Eu sou Belenenses, tu és Belenenses, ele é Belenenses, nós somos de Belém.

Não sei precisar datas. Mesmo que o soubesse, não seria justo. Sei que o sou desde que nasci, sei que ele me pertence desde que passei a ter consciência e sei que o apoiei mal soube andar. Não tenho a presunção de achar que o conheço como ninguém nem a tacanhez de me achar maior que ele. O maior do mundo. Pelo menos para mim sempre o foi.  Sempre foi o meu universo preso num relvado, num pavilhão, numa bancada, numa camisola e, sobretudo, num símbolo, o seu.

Ser Belenenses, ou se quiserem, ser do Belenenses, é muito mais que estender a sua grandeza a uma classificação, a uma jogada, a um presidente. Ser seu, tê-lo como seu, é vibrar com cada minuto passado no campo, com cada bandeira a esvoaçar na bancada, com cada golo marcado, ou é simplesmente sorrir de punho cerrado para a pessoa ao lado dizendo, “Já está!”. Ser Belenenses é ilustrar um emblema que outrora foi consagrado e popular, mas que nunca cairá no esquecimento, que nunca será abandonado, porque quem é Belenenses, sente-o mais que tudo e nunca o abandonará. É ter nas Salésias um imaginário que se consagrou no Restelo, é ter na Fúria Azul a voz que falta a muitos, o coração que cede a vários e o apoio que todos precisam. É ter na vista do estádio o deleite de um dia, é ter o sangue mais azul que vermelho em dias de jogo e é ter o sonho acalentado por cada “pastel” presente. Tudo isto é ter Belenenses, é ser Belenenses.

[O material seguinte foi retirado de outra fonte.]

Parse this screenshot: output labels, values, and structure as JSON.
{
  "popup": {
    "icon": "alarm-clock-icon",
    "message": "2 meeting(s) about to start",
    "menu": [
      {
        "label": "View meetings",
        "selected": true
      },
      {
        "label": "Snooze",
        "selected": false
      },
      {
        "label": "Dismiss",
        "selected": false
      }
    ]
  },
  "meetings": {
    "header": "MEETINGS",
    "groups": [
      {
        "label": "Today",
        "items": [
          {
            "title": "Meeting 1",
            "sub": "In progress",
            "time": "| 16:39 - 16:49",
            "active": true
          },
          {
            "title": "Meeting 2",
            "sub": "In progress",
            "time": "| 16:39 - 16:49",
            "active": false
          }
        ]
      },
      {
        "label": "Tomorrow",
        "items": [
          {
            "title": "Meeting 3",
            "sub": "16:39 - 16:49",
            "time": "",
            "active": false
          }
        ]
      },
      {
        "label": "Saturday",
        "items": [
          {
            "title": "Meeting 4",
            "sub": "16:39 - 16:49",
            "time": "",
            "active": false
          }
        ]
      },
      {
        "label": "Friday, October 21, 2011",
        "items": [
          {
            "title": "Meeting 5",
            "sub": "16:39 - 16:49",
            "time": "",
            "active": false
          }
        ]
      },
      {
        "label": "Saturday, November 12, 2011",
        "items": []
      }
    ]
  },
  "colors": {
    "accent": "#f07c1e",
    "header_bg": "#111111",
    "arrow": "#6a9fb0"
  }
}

Não se explica. Não se resume. Só se sente. É preciso sentir o hino, sentir a emoção de uma manutenção nos últimos minutos, sentir um jogo europeu, sentir quando um jogador beija o nosso emblema, sentir uma conquista. Nunca presenciei nenhuma, nunca desisti nem desisto de presenciar, sei que um dia será o meu dia, o nosso dia, o dia em que todos os Belenenses voltarão a sorrir, acredito em dias azuis. Enquanto esse dia não chega, vou vagueando nas histórias que ouvi, nos milhares de minutos que “perdi” a ver o Belenenses, a ler o Belenenses, a lembrar o Belenenses e sobretudo, a sentir o Belenenses.

Sempre quis ser o José António e a sua liderança e como ele levantar a Taça de Portugal, sempre desejei ser uma das “Torres de Belém” e imperial como  qualquer um deles, sempre sonhei ser um Matateu, a oitava maravilha do mundo, ou ter a elegância do Vicente, a destreza do Di Pace, ser mítico como o Pepe, ágil como o José Pereira, acarinhado como o Marco Aurélio ou beijar o nosso emblema como o Fredy. A cruz que andava solta nas velas e que foi um tema das conquistas de além mar, é o que nos faz a todos acreditar, não numa ilusão futura, mas numa certeza presente. Não podemos deixar que o clube seja apenas uma boa memória, ou um deserto do que foi. Não. Ser Belenenses é acreditar, é querer desejar o impensável e procurar atingir o impossível.

Ontem fui, mais uma vez, Belenenses. Sofri como sofreu quem padece comigo desta doença, deste problema crónico que nos acompanhará até ao fim da vida. Quem é do “Belém” sofre, nunca tem nada ganho à partida, nunca tem um momento de paz, o sobressalto resiste até ser humanamente inimaginável duvidar que findou. Sofri desde que o hino tocou até saber que acabou, até ouvir o apito que indica o fim. Nessa altura, com as lágrimas nos olhos, com os braços a tremer e com o coração a mil, aí sim, soube que acabou e que para o ano continuaremos cá, a mostrar a nossa magia e o porquê de não sermos apenas grandes, mas sermos, isso sim, únicos. Nasci assim e morrerei igual.